Productions have included:
- Covet Me, Care for Me, Sheila Ghelani
- Trans: Acts, Julia Bardsley
- Collected Works, Eve Dent
- Ringside, Mem Morrison
- Sacred, The Rite of Spring, Raimund Hoghe
- Three Duets, Pacitti Company

=== Spill Festival 2009 ===
At SPILL Festival 2009 there were approximately 100 live performances by artists from Australia, Belgium, Germany, Italy, the U.S. and from across the UK.

Spill Festival 2009
- Paradiso by Romeo Castellucci, Italy
- Inferno by Romeo Castellucci, Italy
- Dinner With America, Rajni Shah, UK
- That Night follows Day, Victoria & Tim Etchells (Forced Entertainment), Belgium/UK
- A Forest, Pacitti Company, UK
- Purgatorio, By Romeo Castellucci, Italy
- Saving the World, Gob Squad, Germany/UK
- Visions of Excess, Ron Athey & Lee Adams, USA/UK
- A True Story About Two People, Julie Tolentino, USA
- Listen, My Secret Fetish, Richard Haynes, Australia
- Aftermaths: A Tear in the Meat of Vision, Julia Bardsley, UK
- The Modes of Al-Ikseer, Harminder Singh Judge, UK
- Tears of Eros, Carla Esperanza Tommasini, Italy/UK
- The Porcelain Project, Grace Ellen Barkey and Needcompany, Belgium
- Look mummy, I’m dancing, Vanessa, Belgium
- Kim Noble Will Die, Kim Noble, UK
- Orgy of Tolerance, Jan Fabre, Belgium
- Prototypes, Robin Deacon, UK
- Void Story, Forced Entertainment, UK
- Intermission, Pacitti Company, UK
- I Feel Love!, George Chakravarthi, UK

=== Spill Festival 2011 ===
Source:

- Glorious, Rajni Shah
- Do What Thou Wilt, Harminder Judge
- I Guess If The Stage Exploded, Sylvia Rimat
- In Eldersfield Chapter 1, Kings of England
- Body House Version 1, Shabnam Shabazi (UK)
- Unto Us A Child is Born, Rachel Mars
- Foley, Jo Bannon
- A Sense of the World, Darren White

=== SPILL Festival 2023 ===
Held from 13–22 October 2023 in Ipswich, the festival featured performances and projects by international and UK-based artists.
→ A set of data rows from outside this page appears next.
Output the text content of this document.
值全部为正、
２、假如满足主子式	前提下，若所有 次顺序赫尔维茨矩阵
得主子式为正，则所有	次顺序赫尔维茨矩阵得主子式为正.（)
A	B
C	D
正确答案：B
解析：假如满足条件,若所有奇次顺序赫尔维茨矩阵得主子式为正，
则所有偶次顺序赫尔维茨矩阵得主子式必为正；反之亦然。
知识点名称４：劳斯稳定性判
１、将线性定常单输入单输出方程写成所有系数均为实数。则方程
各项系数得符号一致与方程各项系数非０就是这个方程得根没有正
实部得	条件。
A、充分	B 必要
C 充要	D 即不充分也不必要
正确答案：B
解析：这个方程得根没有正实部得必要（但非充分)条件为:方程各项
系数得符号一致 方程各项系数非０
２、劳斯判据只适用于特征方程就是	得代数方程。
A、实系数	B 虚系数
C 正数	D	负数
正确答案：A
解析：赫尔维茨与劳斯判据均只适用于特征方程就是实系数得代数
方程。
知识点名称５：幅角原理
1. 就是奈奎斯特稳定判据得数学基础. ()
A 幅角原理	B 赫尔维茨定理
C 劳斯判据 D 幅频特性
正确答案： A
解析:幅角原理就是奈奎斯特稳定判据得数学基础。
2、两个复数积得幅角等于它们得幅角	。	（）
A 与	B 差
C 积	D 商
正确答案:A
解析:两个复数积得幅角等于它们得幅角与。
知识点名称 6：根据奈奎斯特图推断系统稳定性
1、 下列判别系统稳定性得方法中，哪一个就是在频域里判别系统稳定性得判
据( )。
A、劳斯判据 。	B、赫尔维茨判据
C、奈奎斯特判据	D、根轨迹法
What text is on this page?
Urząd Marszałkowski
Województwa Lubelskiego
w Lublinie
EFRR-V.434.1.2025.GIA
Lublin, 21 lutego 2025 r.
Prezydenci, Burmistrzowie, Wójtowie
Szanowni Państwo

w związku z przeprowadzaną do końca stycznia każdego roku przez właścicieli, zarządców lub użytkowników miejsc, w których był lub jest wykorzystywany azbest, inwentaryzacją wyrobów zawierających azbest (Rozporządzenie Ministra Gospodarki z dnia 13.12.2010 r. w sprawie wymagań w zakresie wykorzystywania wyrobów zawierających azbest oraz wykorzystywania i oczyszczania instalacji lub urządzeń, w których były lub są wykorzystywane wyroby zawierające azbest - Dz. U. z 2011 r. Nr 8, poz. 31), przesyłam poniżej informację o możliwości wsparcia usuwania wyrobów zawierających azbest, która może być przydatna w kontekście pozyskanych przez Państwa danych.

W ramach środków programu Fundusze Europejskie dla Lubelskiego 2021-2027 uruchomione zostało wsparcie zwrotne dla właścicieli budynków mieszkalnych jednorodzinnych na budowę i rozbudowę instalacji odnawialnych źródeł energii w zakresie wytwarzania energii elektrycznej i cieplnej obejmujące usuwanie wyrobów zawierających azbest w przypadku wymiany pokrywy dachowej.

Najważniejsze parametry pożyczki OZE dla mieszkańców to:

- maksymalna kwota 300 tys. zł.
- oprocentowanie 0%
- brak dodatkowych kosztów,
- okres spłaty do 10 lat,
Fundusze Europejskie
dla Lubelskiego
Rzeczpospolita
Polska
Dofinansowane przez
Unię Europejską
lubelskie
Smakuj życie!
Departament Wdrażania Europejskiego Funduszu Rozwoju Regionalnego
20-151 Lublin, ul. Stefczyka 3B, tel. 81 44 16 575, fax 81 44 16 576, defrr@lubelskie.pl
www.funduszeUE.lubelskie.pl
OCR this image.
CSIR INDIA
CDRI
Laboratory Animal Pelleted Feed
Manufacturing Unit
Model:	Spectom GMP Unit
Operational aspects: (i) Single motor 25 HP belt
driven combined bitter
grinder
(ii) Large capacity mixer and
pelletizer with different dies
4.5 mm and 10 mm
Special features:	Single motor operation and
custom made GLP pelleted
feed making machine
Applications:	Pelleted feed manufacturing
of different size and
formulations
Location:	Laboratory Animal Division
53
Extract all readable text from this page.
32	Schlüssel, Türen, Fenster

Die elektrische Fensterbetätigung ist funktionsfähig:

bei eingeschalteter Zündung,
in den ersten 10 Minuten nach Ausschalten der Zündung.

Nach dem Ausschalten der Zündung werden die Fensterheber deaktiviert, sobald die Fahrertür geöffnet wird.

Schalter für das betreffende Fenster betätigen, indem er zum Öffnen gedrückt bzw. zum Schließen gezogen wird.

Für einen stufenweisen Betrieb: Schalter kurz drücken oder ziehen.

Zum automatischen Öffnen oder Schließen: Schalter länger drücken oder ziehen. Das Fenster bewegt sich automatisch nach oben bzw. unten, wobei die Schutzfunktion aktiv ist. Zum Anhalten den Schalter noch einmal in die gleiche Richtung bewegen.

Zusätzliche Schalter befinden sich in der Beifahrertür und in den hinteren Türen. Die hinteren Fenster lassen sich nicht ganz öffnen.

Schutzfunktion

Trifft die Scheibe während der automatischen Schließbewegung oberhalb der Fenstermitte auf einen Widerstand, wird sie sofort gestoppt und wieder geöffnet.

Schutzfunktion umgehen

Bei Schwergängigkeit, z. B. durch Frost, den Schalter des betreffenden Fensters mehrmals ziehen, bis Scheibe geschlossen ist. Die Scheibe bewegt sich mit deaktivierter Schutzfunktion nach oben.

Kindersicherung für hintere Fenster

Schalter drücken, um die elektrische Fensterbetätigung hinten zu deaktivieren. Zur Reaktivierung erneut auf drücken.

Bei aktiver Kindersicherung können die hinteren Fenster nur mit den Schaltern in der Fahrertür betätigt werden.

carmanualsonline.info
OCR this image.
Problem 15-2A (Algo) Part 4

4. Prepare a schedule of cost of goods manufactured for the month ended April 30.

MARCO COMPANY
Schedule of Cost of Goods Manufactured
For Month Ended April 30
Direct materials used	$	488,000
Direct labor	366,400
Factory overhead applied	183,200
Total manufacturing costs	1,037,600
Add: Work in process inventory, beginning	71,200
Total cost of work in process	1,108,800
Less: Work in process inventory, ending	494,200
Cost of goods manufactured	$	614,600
Highlights included:

- Mega Bunny and Friends – Bruce Asbestos
- Monumental Construction – Olivier Grossetête (France/UK), large-scale cardboard architecture built with public participation
- 50 Dangerous Things (You Should Let Your Children Do) – interactive family event based on the book by Gever Tulley
- friend – Gillie Kleiman (UK), collaborative dance performances in the private homes of Ipswich residents
- Ecdysis (ritual) – Alethia Antonia (UK), dance piece exploring transformation
- I guess you have a lot of questions – Maritea Dæhlin (Norway/Mexico), solo performance on language and identity

=== SPILL Festival 2024 ===
In 2024, SPILL presented Think Tank Live, a series of performances, talks, and exhibitions held at the SPILL Think Tank space in Ipswich. Highlights included:

- White Balance: A History of Colour Photography – Robin Deacon (US/UK)
- The Sonic Commons – Mike Challis (UK), immersive sound performance
- Lines of Resistance – Elly Clarke (UK/Germany), performance on digital identity and surveillance

The SPILL Artist Development Programme also supported new work through artist residencies:

- Esme Podmore – development of a new visual/performance piece
- Maria Garcia – interdisciplinary residency focused on movement and live art

=== SPILL Festival 2025 ===

Highlights of SPILL Festival 2025 included:

- Personal – Jodee Mundy (Australia), a show reflecting on the artist’s experience growing up as the only hearing member of a Deaf family (CODA)
- Immaterial Terrain – Emily Richardson (UK), film screening documenting a year in the life of a British coastal landscape, scheduled for 5 June 2025
- Leviathan - SPILL's flagship international commission by Mark Pozlep imagined a dialogue between Suffolk's fishermen and the colossal Leviathan.
- Steli - A large, interactive outdoor work by Stalker Teatro

==SPILL Salons==
Spill Salons were public space which bring groups of people together along with a ‘Thinker-in-Residence’ to look at some of the over-riding themes within the Festival. The public salons are where experts from a range of different territories discuss relevant issues affecting performance.